Lobbyists Warn Colleges That Participating in Sexual-Assault Survey Could Make Them Look Bad

"What will play well on TV?" lawyers for the American Council on Education ask colleges.

National Journal

A slideshow produced for a major education lobbying group is warning colleges that participating in a congressional survey on campus sexual assaults could give them bad press.

After Sen. Claire McCaskill's requests to see a copy of a webinar the American Council on Education sent out to its members early last month were repeatedly rebuffed, according to her office, the document was leaked to an education blog on Tuesday. Not long after Inside Higher Ed published the slides in full, ACE made a copy available to McCaskill's office. A representative for ACE said that McCaskill's office made several requests for different pieces of information about the webinar, before they sent the copy to her office.

The published slides lack context and are not accompanied by any text or a transcript of what ACE officials said to member schools, but the message is clear: Work too closely with Congress on this survey, or any future investigation, and it could come back to bite your institution. The group said Thursday that they did not have a transcript or recording of the call that accompanied the webinar with its member schools, but said it was not their intention to discourage schools from participating in the survey.

ACE represents 1,800 two- and four-year colleges and universities, according to its website.

McCaskill, who was one of the senators leading the push for new regulations to combat sexual assaults in the military earlier this year, launched the survey initiative in April. In order to get an idea of how widespread sexual assaults are on college campuses — one frequently cited survey says that one in five women will be raped during her college career — McCaskill has asked 350 universities to participate in a survey that asks, among other questions, how many sexual-assault investigations they've conducted in the last five years. (You can see a sample copy of the survey here.)

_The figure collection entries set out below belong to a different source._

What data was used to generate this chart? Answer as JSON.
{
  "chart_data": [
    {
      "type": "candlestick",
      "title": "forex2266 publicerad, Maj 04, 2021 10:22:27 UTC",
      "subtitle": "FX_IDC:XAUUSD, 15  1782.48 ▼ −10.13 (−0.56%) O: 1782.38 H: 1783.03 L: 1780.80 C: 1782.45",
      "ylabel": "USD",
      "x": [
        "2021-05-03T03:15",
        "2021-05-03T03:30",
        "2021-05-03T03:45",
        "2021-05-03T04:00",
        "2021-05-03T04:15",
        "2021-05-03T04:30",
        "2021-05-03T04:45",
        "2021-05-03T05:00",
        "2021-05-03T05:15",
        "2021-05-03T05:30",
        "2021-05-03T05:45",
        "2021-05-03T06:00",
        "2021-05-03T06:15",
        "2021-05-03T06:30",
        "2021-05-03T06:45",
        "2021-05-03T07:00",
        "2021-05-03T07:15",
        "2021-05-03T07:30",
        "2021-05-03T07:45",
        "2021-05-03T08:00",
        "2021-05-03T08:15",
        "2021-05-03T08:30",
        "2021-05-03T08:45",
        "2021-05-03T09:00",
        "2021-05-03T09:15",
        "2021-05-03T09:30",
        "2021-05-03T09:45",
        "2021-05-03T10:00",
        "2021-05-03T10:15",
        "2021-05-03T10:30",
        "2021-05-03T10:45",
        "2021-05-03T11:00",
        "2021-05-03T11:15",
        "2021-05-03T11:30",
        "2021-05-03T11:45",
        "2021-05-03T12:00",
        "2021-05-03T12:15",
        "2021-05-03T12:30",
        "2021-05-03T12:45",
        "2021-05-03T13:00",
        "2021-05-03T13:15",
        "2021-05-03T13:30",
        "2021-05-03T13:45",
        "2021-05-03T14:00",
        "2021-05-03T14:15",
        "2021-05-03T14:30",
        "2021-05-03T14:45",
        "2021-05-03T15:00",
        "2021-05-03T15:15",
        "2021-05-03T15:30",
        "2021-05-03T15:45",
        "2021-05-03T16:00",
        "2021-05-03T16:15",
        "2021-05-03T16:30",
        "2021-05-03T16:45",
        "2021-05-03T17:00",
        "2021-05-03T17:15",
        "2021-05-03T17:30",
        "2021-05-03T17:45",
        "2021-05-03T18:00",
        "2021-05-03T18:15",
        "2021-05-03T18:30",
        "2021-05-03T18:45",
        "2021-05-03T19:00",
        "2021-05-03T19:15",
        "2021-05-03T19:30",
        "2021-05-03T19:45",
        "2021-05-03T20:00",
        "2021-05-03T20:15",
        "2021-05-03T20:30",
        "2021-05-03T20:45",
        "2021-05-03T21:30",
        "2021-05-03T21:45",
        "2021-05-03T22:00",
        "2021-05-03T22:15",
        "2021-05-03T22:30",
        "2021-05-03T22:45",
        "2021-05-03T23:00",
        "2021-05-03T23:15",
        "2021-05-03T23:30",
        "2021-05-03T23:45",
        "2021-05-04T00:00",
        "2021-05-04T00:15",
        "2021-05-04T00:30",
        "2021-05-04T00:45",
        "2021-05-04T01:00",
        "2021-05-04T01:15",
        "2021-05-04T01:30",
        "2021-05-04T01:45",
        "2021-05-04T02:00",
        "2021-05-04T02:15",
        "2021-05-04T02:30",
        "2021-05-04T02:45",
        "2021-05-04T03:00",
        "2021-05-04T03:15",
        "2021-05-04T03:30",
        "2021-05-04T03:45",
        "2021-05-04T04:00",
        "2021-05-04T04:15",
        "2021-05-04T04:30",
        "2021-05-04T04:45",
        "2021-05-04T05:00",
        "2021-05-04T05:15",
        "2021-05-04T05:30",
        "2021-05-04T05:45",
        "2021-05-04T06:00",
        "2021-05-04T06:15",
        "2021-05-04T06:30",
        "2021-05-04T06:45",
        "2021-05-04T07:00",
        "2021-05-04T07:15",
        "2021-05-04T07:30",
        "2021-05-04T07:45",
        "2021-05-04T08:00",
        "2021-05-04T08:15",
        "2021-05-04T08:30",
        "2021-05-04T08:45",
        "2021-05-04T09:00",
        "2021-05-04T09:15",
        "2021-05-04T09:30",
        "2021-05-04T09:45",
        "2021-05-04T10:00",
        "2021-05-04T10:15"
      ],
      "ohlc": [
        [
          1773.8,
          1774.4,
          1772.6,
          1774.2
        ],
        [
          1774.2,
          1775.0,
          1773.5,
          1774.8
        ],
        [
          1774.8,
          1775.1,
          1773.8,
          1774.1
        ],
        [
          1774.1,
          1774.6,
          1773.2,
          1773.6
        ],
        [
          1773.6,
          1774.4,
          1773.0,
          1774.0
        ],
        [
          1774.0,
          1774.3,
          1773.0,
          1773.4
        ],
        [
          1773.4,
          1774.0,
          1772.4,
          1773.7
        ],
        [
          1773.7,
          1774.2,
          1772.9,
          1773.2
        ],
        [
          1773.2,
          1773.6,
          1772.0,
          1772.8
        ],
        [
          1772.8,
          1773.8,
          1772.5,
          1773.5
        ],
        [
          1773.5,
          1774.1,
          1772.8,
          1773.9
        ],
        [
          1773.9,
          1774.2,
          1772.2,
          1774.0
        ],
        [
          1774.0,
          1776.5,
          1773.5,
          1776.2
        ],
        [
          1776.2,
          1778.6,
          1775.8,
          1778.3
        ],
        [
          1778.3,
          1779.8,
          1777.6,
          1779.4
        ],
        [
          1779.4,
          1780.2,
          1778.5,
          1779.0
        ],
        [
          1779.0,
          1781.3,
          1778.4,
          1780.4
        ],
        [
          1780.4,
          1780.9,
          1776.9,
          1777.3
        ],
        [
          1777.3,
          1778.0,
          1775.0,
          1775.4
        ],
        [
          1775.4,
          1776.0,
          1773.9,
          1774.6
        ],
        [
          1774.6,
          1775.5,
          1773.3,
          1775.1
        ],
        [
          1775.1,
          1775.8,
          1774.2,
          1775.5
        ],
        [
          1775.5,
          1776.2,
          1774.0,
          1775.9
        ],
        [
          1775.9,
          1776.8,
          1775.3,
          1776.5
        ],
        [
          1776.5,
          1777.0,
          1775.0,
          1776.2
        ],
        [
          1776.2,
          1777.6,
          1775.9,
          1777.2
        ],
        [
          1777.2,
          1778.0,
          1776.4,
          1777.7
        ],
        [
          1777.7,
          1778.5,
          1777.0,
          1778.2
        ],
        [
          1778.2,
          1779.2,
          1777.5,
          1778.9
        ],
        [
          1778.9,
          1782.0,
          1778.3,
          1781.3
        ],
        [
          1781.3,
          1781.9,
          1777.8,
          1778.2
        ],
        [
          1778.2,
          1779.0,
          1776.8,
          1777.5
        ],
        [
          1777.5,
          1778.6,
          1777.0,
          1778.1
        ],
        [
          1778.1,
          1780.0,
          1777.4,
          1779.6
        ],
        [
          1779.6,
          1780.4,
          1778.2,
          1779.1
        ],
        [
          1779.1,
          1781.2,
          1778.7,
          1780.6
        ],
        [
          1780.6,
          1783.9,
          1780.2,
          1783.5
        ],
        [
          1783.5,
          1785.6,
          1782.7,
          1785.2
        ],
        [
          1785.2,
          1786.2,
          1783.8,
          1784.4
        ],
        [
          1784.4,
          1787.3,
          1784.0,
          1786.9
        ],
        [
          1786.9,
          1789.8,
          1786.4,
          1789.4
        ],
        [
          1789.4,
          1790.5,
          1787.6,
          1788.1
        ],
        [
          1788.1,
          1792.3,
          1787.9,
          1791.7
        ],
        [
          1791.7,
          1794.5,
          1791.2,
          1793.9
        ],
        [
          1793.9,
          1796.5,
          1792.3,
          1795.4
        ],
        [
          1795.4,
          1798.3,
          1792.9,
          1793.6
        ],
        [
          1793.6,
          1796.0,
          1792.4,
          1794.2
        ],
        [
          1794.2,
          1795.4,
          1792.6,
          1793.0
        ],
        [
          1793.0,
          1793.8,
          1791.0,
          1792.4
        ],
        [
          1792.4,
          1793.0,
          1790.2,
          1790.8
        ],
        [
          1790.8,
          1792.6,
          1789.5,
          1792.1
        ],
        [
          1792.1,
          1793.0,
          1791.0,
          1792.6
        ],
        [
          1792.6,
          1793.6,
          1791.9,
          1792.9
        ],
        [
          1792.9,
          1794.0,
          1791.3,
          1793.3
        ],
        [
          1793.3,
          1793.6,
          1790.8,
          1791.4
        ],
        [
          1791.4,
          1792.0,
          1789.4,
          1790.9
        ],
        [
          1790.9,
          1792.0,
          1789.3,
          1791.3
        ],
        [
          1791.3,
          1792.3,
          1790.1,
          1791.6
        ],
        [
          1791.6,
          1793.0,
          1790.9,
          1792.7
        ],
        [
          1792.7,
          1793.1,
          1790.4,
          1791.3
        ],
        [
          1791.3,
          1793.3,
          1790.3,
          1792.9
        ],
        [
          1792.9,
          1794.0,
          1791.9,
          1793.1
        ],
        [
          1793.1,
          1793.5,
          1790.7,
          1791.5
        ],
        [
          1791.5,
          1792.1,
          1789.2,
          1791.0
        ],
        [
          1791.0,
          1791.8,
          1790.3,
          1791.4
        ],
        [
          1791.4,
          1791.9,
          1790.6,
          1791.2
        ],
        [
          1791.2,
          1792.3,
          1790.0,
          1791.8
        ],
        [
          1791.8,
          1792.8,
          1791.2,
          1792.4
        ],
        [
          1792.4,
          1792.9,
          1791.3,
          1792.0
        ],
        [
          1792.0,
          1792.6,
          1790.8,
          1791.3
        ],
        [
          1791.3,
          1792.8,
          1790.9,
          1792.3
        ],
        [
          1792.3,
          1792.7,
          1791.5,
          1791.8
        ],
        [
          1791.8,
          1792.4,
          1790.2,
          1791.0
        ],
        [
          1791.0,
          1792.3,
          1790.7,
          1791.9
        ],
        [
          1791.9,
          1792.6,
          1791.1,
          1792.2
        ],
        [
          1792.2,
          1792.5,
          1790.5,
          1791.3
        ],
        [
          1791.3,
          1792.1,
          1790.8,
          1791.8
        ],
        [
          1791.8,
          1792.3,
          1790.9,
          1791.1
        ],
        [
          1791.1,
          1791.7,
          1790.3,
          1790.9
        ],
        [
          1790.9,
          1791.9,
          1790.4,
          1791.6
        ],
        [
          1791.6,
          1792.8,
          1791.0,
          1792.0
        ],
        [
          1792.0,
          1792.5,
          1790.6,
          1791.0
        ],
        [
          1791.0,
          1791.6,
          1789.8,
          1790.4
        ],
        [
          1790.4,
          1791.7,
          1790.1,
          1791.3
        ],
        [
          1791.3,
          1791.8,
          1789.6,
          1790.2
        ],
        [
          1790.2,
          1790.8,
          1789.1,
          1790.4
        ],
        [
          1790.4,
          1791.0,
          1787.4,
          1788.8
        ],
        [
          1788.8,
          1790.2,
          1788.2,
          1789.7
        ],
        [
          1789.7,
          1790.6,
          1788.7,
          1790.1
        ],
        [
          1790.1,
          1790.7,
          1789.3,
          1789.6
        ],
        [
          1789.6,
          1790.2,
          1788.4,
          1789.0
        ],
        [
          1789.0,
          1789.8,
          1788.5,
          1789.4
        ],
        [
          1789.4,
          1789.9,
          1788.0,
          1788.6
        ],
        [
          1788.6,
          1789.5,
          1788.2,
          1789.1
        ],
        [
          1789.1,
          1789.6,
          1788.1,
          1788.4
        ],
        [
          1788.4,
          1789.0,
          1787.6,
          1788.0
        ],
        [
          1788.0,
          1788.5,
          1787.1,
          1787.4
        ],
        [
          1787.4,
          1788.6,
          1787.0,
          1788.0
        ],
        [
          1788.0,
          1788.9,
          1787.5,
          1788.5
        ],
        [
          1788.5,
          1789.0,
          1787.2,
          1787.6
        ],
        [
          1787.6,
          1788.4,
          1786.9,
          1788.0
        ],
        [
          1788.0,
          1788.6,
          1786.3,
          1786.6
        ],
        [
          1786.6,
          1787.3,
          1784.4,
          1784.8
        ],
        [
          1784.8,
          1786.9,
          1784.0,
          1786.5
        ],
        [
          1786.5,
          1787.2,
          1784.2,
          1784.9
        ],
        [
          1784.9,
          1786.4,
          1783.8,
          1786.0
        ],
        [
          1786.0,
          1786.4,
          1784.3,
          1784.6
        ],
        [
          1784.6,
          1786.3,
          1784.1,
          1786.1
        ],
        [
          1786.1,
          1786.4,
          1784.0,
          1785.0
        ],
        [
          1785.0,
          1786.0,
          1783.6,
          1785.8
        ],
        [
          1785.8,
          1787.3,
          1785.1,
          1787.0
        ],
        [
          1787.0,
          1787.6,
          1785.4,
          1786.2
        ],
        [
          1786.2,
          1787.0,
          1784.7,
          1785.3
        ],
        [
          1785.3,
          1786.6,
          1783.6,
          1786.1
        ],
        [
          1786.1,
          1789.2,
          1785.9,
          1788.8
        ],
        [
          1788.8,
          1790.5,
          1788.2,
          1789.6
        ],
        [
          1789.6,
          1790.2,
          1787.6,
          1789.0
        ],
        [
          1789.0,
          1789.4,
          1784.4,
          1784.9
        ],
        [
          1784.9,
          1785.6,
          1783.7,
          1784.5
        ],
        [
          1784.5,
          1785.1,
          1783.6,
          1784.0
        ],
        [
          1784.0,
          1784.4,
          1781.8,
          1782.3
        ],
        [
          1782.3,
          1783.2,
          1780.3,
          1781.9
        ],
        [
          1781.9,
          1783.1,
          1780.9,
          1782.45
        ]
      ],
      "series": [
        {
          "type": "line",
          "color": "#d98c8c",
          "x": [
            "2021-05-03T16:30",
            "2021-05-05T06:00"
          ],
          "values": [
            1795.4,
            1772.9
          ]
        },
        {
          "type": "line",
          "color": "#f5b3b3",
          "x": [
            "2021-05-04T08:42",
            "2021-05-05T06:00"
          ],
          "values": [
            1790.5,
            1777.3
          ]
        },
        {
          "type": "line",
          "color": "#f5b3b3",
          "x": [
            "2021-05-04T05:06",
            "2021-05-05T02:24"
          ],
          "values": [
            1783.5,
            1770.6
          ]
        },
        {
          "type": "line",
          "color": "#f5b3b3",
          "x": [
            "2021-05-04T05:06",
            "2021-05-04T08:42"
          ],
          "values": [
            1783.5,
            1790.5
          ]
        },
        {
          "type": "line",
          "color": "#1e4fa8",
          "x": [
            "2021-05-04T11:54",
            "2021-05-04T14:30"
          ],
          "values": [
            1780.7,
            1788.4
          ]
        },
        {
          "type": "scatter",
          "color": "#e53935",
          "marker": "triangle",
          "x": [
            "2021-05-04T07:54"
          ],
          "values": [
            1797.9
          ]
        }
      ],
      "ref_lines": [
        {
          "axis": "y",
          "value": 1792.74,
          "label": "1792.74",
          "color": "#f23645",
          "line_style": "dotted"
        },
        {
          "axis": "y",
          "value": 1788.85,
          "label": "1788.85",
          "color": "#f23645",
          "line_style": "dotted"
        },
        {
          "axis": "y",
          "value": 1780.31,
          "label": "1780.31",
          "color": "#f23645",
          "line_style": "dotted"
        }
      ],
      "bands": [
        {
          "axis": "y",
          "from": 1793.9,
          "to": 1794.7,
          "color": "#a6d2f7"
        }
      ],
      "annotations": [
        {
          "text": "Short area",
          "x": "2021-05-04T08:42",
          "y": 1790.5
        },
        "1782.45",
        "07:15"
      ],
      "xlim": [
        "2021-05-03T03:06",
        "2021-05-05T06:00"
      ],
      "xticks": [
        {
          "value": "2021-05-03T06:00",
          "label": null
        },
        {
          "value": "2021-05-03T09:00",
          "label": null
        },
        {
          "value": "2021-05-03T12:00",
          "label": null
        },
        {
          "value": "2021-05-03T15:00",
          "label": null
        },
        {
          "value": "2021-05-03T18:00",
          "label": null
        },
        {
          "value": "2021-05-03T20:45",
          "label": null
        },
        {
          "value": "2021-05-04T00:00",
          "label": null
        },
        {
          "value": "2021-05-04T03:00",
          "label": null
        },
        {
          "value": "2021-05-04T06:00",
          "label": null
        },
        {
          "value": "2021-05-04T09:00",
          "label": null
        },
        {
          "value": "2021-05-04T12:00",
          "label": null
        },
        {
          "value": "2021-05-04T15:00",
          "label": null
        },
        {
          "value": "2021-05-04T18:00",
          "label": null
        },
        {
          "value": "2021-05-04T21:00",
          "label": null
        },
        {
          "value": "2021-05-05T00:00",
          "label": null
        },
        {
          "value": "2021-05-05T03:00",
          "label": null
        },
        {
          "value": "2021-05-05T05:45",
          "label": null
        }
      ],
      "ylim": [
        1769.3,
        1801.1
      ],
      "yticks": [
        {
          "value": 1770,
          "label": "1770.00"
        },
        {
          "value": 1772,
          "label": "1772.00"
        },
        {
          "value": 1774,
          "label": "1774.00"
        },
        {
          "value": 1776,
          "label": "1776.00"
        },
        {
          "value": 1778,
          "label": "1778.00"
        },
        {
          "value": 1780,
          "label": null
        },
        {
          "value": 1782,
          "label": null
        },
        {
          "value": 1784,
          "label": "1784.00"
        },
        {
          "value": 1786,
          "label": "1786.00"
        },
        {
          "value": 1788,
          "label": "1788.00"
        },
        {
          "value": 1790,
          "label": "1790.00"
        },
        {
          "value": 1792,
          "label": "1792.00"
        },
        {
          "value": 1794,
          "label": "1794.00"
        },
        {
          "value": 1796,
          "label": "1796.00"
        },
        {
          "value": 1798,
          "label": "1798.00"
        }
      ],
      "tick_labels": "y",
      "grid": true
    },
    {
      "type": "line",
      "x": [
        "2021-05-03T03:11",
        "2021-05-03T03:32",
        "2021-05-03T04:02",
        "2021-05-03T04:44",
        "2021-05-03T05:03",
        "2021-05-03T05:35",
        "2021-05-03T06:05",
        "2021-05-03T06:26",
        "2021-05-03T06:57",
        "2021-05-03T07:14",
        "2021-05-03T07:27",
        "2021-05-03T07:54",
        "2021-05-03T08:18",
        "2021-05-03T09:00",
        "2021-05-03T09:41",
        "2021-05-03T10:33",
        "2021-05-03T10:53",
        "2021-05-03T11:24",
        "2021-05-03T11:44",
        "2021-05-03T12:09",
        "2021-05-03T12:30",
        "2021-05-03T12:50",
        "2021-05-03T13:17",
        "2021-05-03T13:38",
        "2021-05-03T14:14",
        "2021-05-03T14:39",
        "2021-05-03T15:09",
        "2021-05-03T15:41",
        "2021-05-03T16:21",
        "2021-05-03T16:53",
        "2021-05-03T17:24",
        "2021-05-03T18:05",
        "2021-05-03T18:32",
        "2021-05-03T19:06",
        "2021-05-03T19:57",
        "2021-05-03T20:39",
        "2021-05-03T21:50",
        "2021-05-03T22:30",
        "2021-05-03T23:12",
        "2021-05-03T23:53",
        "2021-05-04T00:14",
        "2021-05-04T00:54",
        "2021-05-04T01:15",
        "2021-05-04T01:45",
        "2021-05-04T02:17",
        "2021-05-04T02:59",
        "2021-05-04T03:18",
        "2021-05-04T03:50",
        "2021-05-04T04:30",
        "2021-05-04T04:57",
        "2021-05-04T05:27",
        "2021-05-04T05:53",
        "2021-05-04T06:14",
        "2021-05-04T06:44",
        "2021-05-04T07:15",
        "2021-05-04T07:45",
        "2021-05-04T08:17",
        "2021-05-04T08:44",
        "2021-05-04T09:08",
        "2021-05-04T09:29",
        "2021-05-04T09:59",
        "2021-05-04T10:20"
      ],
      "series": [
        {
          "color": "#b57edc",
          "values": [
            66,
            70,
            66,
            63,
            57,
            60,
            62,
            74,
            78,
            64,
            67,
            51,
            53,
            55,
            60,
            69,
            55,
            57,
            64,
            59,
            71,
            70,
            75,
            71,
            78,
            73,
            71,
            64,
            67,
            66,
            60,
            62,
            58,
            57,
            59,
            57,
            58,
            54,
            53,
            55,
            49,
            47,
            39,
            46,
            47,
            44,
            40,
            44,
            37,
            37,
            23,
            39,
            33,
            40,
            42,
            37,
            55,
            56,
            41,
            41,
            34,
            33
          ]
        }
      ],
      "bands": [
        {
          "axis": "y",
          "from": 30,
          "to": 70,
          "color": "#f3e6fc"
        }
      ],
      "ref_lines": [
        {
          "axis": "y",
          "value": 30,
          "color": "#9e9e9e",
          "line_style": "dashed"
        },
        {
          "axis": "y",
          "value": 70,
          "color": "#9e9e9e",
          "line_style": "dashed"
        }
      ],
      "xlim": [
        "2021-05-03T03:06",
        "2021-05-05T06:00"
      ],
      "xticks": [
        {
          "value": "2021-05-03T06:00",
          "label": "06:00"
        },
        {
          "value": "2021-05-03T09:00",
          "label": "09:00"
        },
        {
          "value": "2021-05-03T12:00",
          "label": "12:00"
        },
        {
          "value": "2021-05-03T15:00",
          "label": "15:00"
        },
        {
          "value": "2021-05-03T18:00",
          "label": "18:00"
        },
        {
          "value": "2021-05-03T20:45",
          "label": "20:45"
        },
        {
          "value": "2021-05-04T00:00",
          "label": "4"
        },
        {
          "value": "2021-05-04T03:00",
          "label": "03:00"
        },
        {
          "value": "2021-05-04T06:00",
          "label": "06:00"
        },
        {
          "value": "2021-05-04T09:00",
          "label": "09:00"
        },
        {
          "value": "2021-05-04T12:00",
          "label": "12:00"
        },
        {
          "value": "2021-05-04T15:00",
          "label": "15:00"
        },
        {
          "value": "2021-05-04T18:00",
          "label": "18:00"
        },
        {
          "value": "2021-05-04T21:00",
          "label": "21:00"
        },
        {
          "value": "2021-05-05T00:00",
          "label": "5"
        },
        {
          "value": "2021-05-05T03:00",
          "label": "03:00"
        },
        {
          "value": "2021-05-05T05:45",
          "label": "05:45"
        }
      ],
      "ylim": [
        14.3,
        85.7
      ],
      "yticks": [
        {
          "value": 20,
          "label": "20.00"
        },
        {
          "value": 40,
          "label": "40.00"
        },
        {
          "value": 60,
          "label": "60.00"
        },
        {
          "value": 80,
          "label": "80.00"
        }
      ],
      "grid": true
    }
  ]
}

Some of those schools -- though ACE would not say how many or name them -- participated in a webinar and call with the lobbying group in early May. ACE says that they were trying to lay out the process and difficulties of a congressional investigation, not warn schools against participating in the survey.

But the slides include the caution: "Surveys provide fodder for additional [congressional] investigation."

They then go on to warn colleges and universities that the potential scope of a congressional inquiry is essentially limitless. Investigations conducted by Congress, they say, are politically motivated, characterized by a "Wild West" approach "without real rules," subject to leaks to the press, and lacking safeguards for their subjects (including attorney-client privilege and right of appeal). The documents do not mention, however, that attorney-client-privilege claims are holding up the House investigation into the scandal at the Veterans Affairs Department.

The slides also advise schools that confidentiality in the survey and potential investigation process is not guaranteed, noting that members could hold press conferences on the proceedings. It also advises them to consider: "What will play well on TV?"

McCaskill has told all 350 institutions that the survey will be completely confidential and is not releasing any of the names of participating schools.

A McCaskill spokeswoman told National Journal that some of the schools involved in the survey reported that they felt they were "being warned against cooperating." The senator's office is now pointing to the ACE slides as the culprit, though they would not provide the names of any of the participating schools either.

"It was absolutely nothing we said to instruct schools to not respond to the survey. "¦ Non-cooperation would have been a bad strategy," Covington & Burling partner Robert Kelner, whose firm produced the slides, said Wednesday.

Kelner and ACE general counsel Ada Meloy both said that the odds of a school being investigated would go up significantly if they did not participate in the survey. Kelner added that it would be "foolish" not to do so. But neither could say confidently that that message was conveyed to schools on the call.

Kelner said that the assumption of the call was that schools would participate, but added that because the call was for a broad variety of schools, not a specific client, his firm would not have given any advice on the survey one way or the other. Covington & Burling provided the contact information for three of its attorneys at the end of the slideshow for any schools concerned about the legal ramifications of answering the survey and responding to future congressional inquiries.

"We'd certainly hope moving forward that ACE will be more willing to work productively with us and its member institutions to help combat sexual assault on our college campuses," McCaskill spokeswoman Sarah Feldman said in a statement.

Meloy said that her group is happy to continue working with McCaskill on reducing sexual assaults on college campuses. "We certainly are aligned with her in that desire and we've given her several options of opportunities to get her message to our member organizations," Meloy said.

This post was updated at 6:45 p.m. Wednesday with further comments from ACE and Covington & Burling.